Louder Than Bombs
Like I said, my brother-in-law was in downtown London during today's horrible events. He wrote us with his account of what happened. Chilling.
Okay, so here's my update from what is more or less the epicenter for two of the attacks. At about 9 AM, I was on a bus coming from Camden Town into Euston Station, which is a few blocks from the British Library and Kings Cross Station. As I walked east down Euston Road, I was struck by the swarm of people coming at me, towards Euston -- I realize now that the Kings Cross tube had closed (the bomb had gone off at 8:56), and these people were flooding towards Euston. These people didn't know what had happened, the Underground thought the first two explosions were the result of power surges.
The BL didn't open until 9:30, so I sat outside having a coffee and reading the Guardian -- a few people around me commented on electrical problems on the Tube. Then I went in and worked in the Manuscript room until a senior colleague told me about the bombs. At the time they had secured the BL, and we could not leave, which was fine, we just all went back to work. Luckily I had WiFi, and was able to e-mail everybody Stateside before they woke up, so they would know right away I was okay.
The BL closed early, and the transport in Central London is now closed down, so I am stuck here (though it's only a 45 minute walk north to my digs). So I am holed up in a collegue's hotel room who also has free wireless.

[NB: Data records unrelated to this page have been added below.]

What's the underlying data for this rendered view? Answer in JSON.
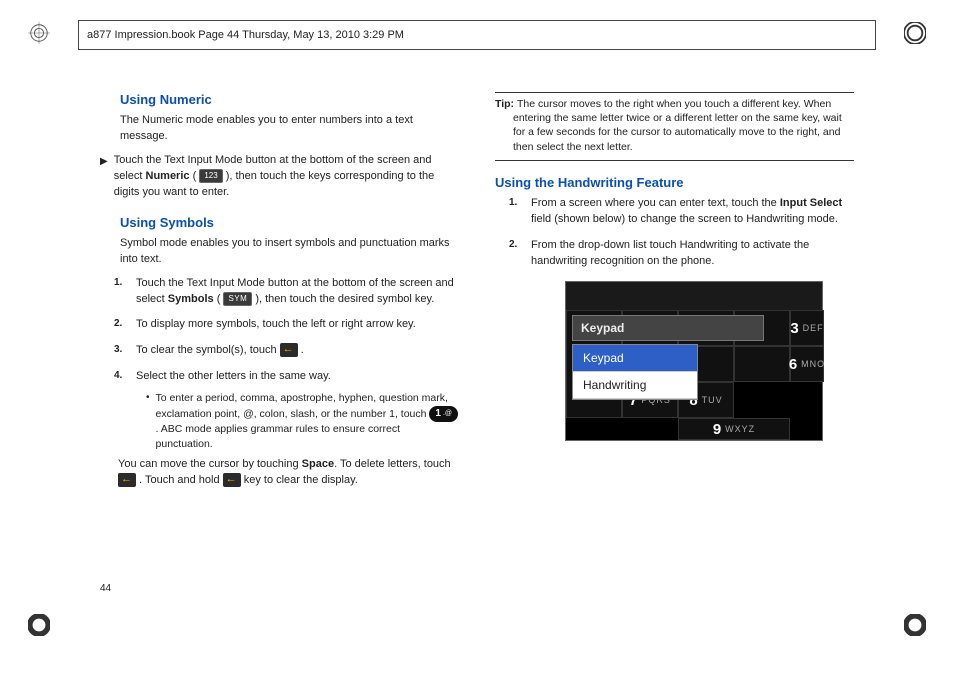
{
  "header": {
    "text": "a877 Impression.book  Page 44  Thursday, May 13, 2010  3:29 PM"
  },
  "pageNumber": "44",
  "left": {
    "numeric": {
      "title": "Using Numeric",
      "intro": "The Numeric mode enables you to enter numbers into a text message.",
      "step_pre": "Touch the Text Input Mode button at the bottom of the screen and select ",
      "step_bold": "Numeric",
      "step_mid": " ( ",
      "chip": "123",
      "step_post": " ), then touch the keys corresponding to the digits you want to enter."
    },
    "symbols": {
      "title": "Using Symbols",
      "intro": "Symbol mode enables you to insert symbols and punctuation marks into text.",
      "steps": [
        {
          "n": "1.",
          "pre": "Touch the Text Input Mode button at the bottom of the screen and select ",
          "bold": "Symbols",
          "mid": " ( ",
          "chip": "SYM",
          "post": " ), then touch the desired symbol key."
        },
        {
          "n": "2.",
          "pre": "To display more symbols, touch the left or right arrow key."
        },
        {
          "n": "3.",
          "pre": "To clear the symbol(s), touch ",
          "hasArrow": true,
          "post": " ."
        },
        {
          "n": "4.",
          "pre": "Select the other letters in the same way.",
          "sub": {
            "dot": "•",
            "pre": "To enter a period, comma, apostrophe, hyphen, question mark, exclamation point, @, colon, slash, or the number 1, touch ",
            "key1": "1",
            "key2": ".@",
            "post": ". ABC mode applies grammar rules to ensure correct punctuation."
          }
        }
      ],
      "tail_pre": "You can move the cursor by touching ",
      "tail_bold": "Space",
      "tail_mid": ". To delete letters, touch ",
      "tail_mid2": " . Touch and hold ",
      "tail_end": " key to clear the display."
    }
  },
  "right": {
    "tip": {
      "label": "Tip: ",
      "text": "The cursor moves to the right when you touch a different key. When entering the same letter twice or a different letter on the same key, wait for a few seconds for the cursor to automatically move to the right, and then select the next letter."
    },
    "hand": {
      "title": "Using the Handwriting Feature",
      "steps": [
        {
          "n": "1.",
          "pre": "From a screen where you can enter text, touch the ",
          "bold1": "Input Select",
          "mid": " field (shown below) to change the screen to Handwriting mode."
        },
        {
          "n": "2.",
          "pre": "From the drop-down list touch Handwriting to activate the handwriting recognition on the phone."
        }
      ]
    }
  },
  "phone": {
    "field": "Keypad",
    "dropdown": [
      "Keypad",
      "Handwriting"
    ],
    "keys": {
      "r1": [
        {
          "b": "",
          "s": ""
        },
        {
          "b": "",
          "s": ""
        },
        {
          "b": "3",
          "s": "DEF"
        }
      ],
      "r2": [
        {
          "b": "",
          "s": ""
        },
        {
          "b": "",
          "s": ""
        },
        {
          "b": "6",
          "s": "MNO"
        }
      ],
      "r3": [
        {
          "b": "7",
          "s": "PQRS"
        },
        {
          "b": "8",
          "s": "TUV"
        },
        {
          "b": "9",
          "s": "WXYZ"
        }
      ]
    }
  }
}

By coinicidence, this hotel is a block from Tavistock Place, where the bus was blown up, one hour after the tube blasts (which was deviously clever, when you think about it -- they waited till the buses were jammed 'cause the tubes were closed).
I feel very lucky -- two blasts happened right where I was, more or less when I was there.If I took the tube, instead of the bus, I would have been coming into King's Cross right at the time of the blasts (albeit, on a different line). The bus they blew runs along the route of the bus I took this morning. In fact, I took a bus home from pub crawl with colleagues last night that stopped where the bus blew up (the bus blew near Russell Square, almost equidistant between the British Library and the British Museum -- one of the police officials on the news mentioned that an American university was also close by -- that would be the FSU London Centre, where I taught for two semesters before coming to Hood). The second tube blast, at King Cross, took place at 8:56, right when I was getting off a bus about 4 blocks away. At this point 33 are confirmed dead, and they didn't count the bus blast. The images of the bus are frightening -- the top is peeled right off -- so there is sure to be a higher count by the end.

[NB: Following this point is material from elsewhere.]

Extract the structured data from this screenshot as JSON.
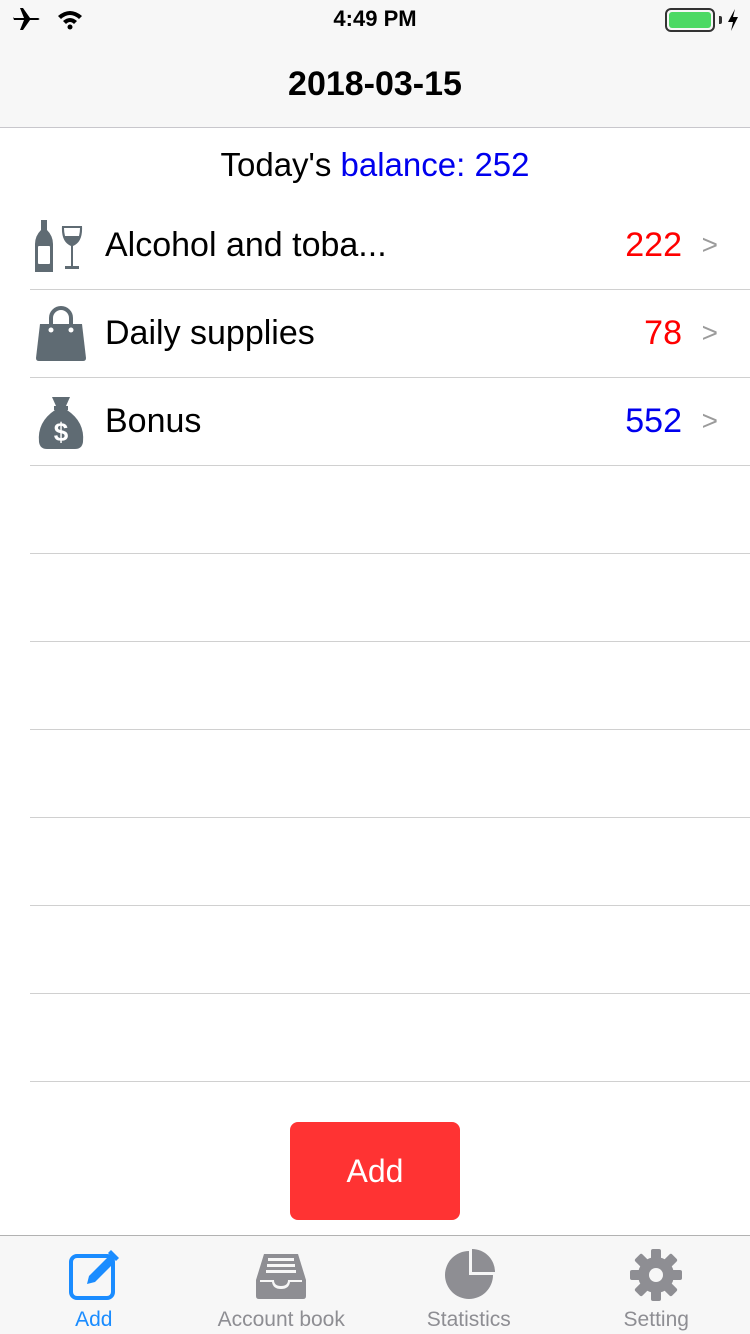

Things seem to returning to normal pretty quickly -- I'm watching the news, and a BritRail train is leaving Liverpool Station, where they first tube blast was -- everyone here remained extremely calm, almost no panic at all, which has helped immensely. It made me wonder whether a city in America would have reacted the same way. I was going tonight to see an experimental musical based on Smiths' songs -- that's been cancelled, but the good news is they booked me in at a higher priced ticket for tomorrow.

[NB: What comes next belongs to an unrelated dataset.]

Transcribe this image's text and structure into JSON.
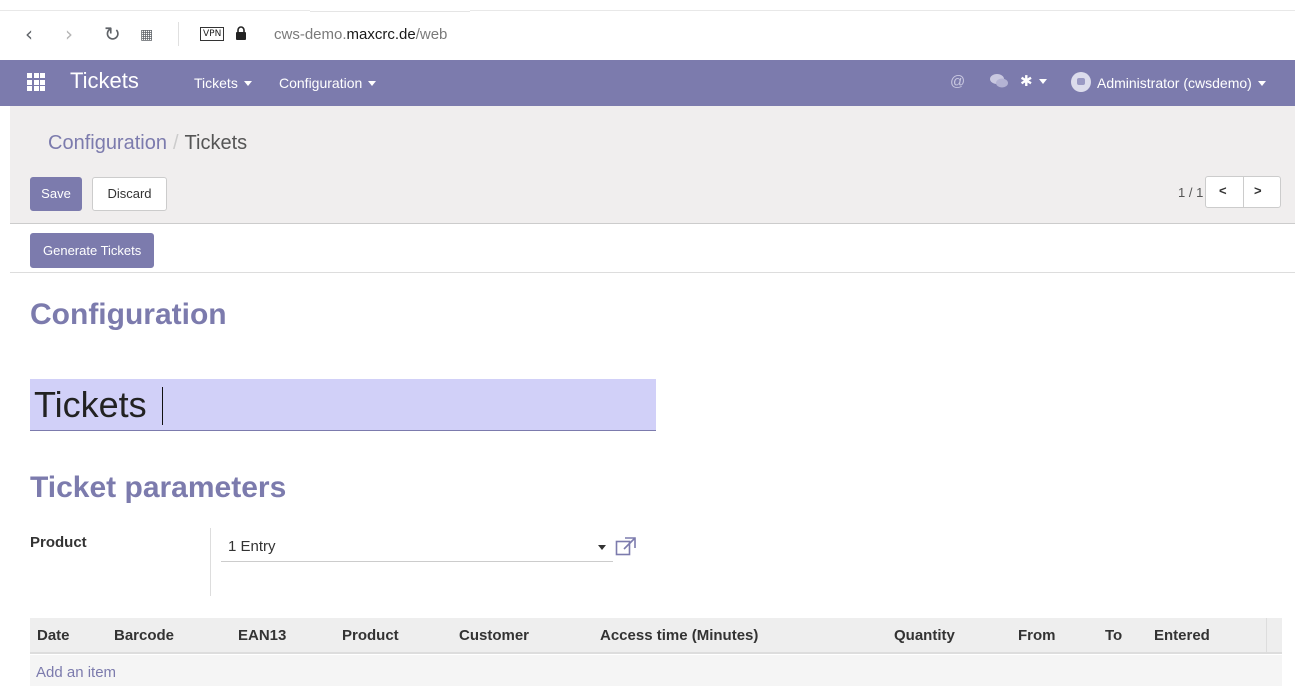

So, for now, though the Starbucks are closed, the freehouse pubs seem to be open, and my colleague and I (as soon as he is finished being interviewed by his hometown paper about all this) are going to a pub for a pint and some dinner. We haven't been able to get in touch with another colleague of ours, which is a little worrisome, of course, but we imagine he is okay. We will, though, be walking right by the blast site of the bus, I think.
So for now, that's what's up -- I'll stay safe, and update again if need be. Take care, everybody.